SEBI: Extension of deadline for consultations
The Securities and Exchange Board of India (SEBI) has announced that it has extended the timeline for submission of comments to the following consultation papers (CPs):
- CP on holding of sponsor in real estate investment trusts (REITs) and infrastructure investment trust (InvITs) – extended to 15 March 2023; and
- CP on regulatory framework for ESG rating providers (ERPs) in the securities market – extended to 15 March 2023.
RBI and Central Bank of the UAE sign MoU to promote innovation in financial products and services
The Reserve Bank of India (RBI) and the Central Bank of the United Arab Emirates (CBUAE) have signed a memorandum of understanding (MoU) to enhance cooperation and jointly enable innovation in financial products and services.
Under the MoU, the two central banks will collaborate on various emerging areas of FinTech, especially central bank digital currencies (CBDCs) and explore interoperability between the CBDCs of CBUAE and RBI. CBUAE and RBI will jointly conduct proof-of-concept (PoC) and pilot(s) of bilateral CBDC bridge to facilitate cross-border CBDC transactions of remittances and trade. This bilateral engagement of testing cross-border use case of CBDCs is expected to reduce costs, increase efficiency of cross border transactions and further the economic ties between India and UAE. The MoU also provides for technical collaboration and knowledge sharing on matters related to Fintech and financial products and services.
SECT: Draft regulation prohibiting digital asset business operators providing crypto deposit taking and lending services
The Securities and Exchange Commission of Thailand (SECT) is seeking comments on a draft regulation prohibiting digital asset business operators from providing or getting involved with crypto saving (deposit taking) and lending services.
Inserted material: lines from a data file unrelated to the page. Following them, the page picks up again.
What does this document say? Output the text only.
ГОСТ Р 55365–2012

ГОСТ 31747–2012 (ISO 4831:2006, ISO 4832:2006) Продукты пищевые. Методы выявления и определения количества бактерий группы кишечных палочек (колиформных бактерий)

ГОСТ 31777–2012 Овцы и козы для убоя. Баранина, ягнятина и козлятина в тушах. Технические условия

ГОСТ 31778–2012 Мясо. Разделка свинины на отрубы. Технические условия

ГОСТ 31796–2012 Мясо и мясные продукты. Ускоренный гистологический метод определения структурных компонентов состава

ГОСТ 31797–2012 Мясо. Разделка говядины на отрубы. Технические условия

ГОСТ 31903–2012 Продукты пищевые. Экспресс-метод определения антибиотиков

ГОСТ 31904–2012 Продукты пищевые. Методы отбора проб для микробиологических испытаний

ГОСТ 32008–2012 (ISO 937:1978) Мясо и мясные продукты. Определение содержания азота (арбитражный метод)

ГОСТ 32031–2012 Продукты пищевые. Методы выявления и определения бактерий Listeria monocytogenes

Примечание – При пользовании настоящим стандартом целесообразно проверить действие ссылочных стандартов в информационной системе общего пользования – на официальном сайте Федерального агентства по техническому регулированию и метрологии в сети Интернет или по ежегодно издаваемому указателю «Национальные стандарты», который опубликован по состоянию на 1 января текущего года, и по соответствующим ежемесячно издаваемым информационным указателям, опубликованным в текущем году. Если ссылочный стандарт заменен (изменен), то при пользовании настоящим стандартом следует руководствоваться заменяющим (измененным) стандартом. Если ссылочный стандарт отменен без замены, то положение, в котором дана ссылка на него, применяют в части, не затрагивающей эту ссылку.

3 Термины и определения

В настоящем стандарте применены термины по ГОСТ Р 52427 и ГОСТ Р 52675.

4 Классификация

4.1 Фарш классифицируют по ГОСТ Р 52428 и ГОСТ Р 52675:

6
The proposed regulation aims to provide greater protection to investors, reduce associated risks, and prevent a misunderstanding that deposit taking and lending services are under the same supervision as regulated digital asset businesses. Feedback is requested by 7 April 2023.
SECP Exposure Draft: Adoption of ASEAN SRFS
The Securities and Exchange Commission of the Philippines (SECP) has released an Exposure Draft of the Memorandum Circular on adoption of the ASEAN Sustainable and Responsible Fund Standards (SRFS) and establishment of the rules on qualification of a local investment company under the ASEAN SRFS and recognition of a foreign collective investment scheme (CIS) qualified under the ASEAN SRFS that seeks to offer in the Philippines under the ASEAN CIS Framework. Feedback on the Exposure Draft is requested by 17 March 2023.
The contents of this document are for reference purposes only. Some of the information comes from public sources and this may not be comprehensive, accurate or up to date; where we have relied on third party information and sources, this has not been verified by us. The document does not constitute legal advice, and should not be relied upon as such. Specific legal advice about your specific circumstances should always be sought separately before taking any action based on this publication, and any facts in this document should be checked for your specific circumstances at the time you wish to use or refer to them.